Laravel Collections – map() Method

In this post, we will look at how we can use the map() method to perform some action on each element of Laravel Collections.

3 April 20192 min read245 words
Laravel Collections – map() Method

In this post, we will look at how we can use map() method to perform some action on each element of Laravel Collections.

The map method applies a given callback function to each element of a collection. The callback function will modify the item and create a new Laravel collection for them.

The map method will not modify the original collection, instead it will return a new collection with all the changes.
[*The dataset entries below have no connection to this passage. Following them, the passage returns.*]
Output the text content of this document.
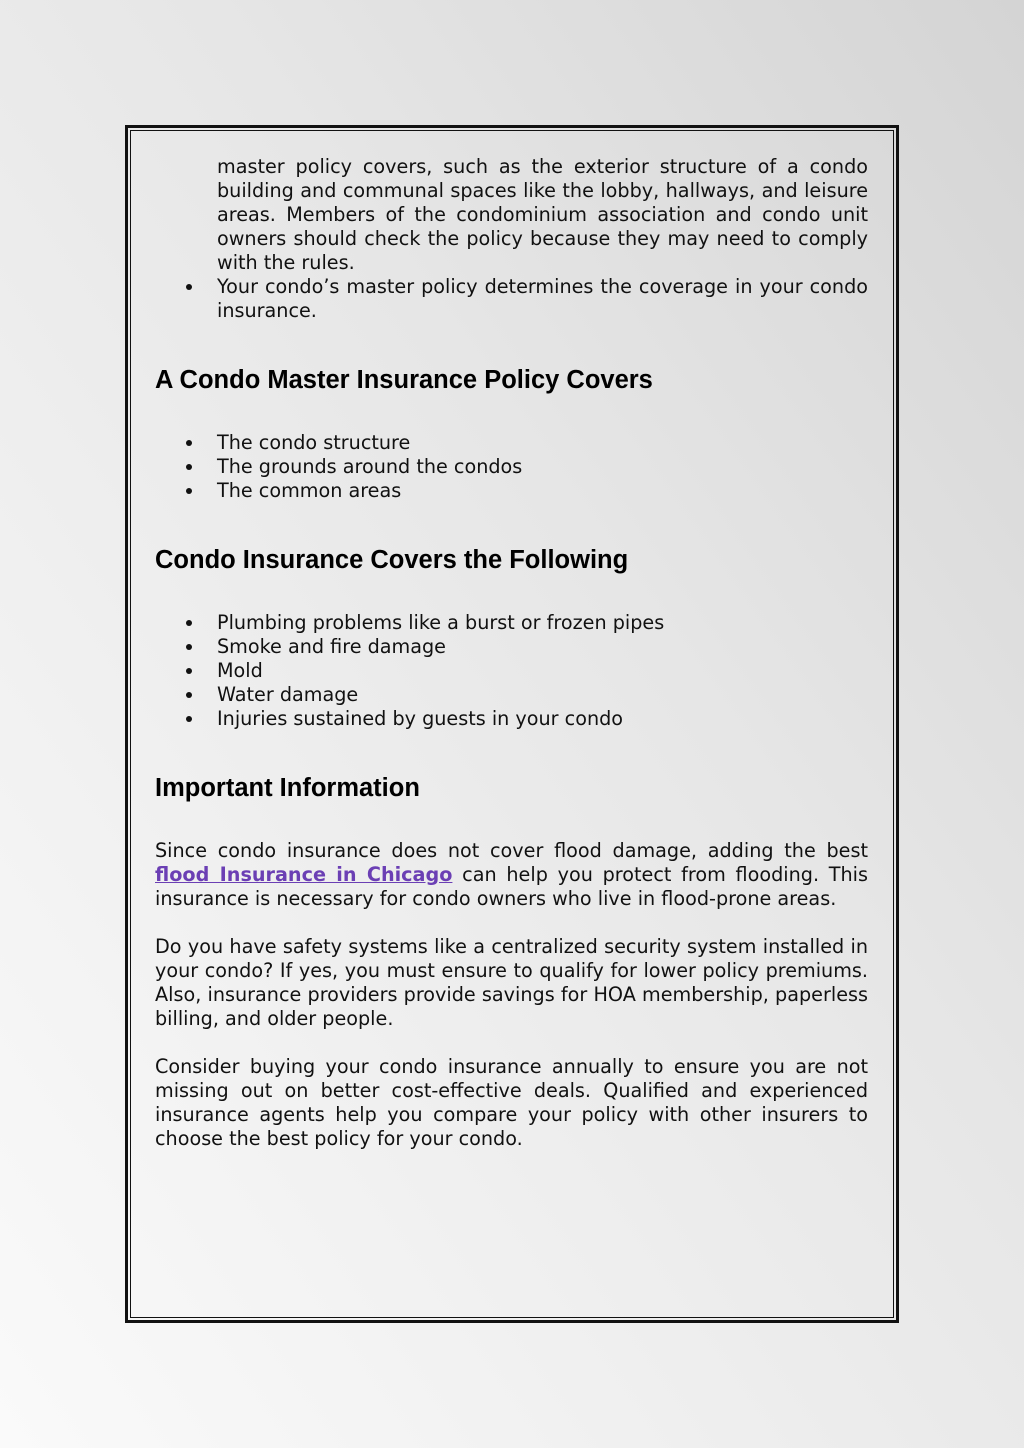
master policy covers, such as the exterior structure of a condo building and communal spaces like the lobby, hallways, and leisure areas. Members of the condominium association and condo unit owners should check the policy because they may need to comply with the rules.

Your condo’s master policy determines the coverage in your condo insurance.
A Condo Master Insurance Policy Covers
The condo structure
The grounds around the condos
The common areas
Condo Insurance Covers the Following
Plumbing problems like a burst or frozen pipes
Smoke and fire damage
Mold
Water damage
Injuries sustained by guests in your condo
Important Information

Since condo insurance does not cover flood damage, adding the best flood Insurance in Chicago can help you protect from flooding. This insurance is necessary for condo owners who live in flood-prone areas.

Do you have safety systems like a centralized security system installed in your condo? If yes, you must ensure to qualify for lower policy premiums. Also, insurance providers provide savings for HOA membership, paperless billing, and older people.

Consider buying your condo insurance annually to ensure you are not missing out on better cost-effective deals. Qualified and experienced insurance agents help you compare your policy with other insurers to choose the best policy for your condo.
The provied callback function should accept the $item and the items $key as it's only argument.

Signature

Below is the signature of the map() in Illuminate\Support\Collection class.

php
/**
 * Run a map over each of the items.
 *
 * @param  callable  $callback
 * @return static
 */
public function map(callable $callback)
{
    $keys = array_keys($this->items);

    $items = array_map($callback, $this->items, $keys);

    return new static(array_combine($keys, $items));
}

Example

For the following example, we will transform each item in the collection and return a new collection.

php
use Illuminate\Support\Collection;
// Create a new collection

$collection = new Collection([
    'jhon', 'tom', 'mike', 'stuart'
]);

// Change all items to uppercase and create a new collection of them
$names = $collection->map(function($item, $key) {
   return strtoupper($item);
});

The $names variable will be an instance of Collection class and contain a value similar to following:

php
Collection {#510 ▼
  #items: array:4 [▼
    0 => "JHON"
    1 => "TOM"
    2 => "MIKE"
    3 => "STUART"
  ]
}

If you dump the original collection $collection, you will find it will remain unchanged.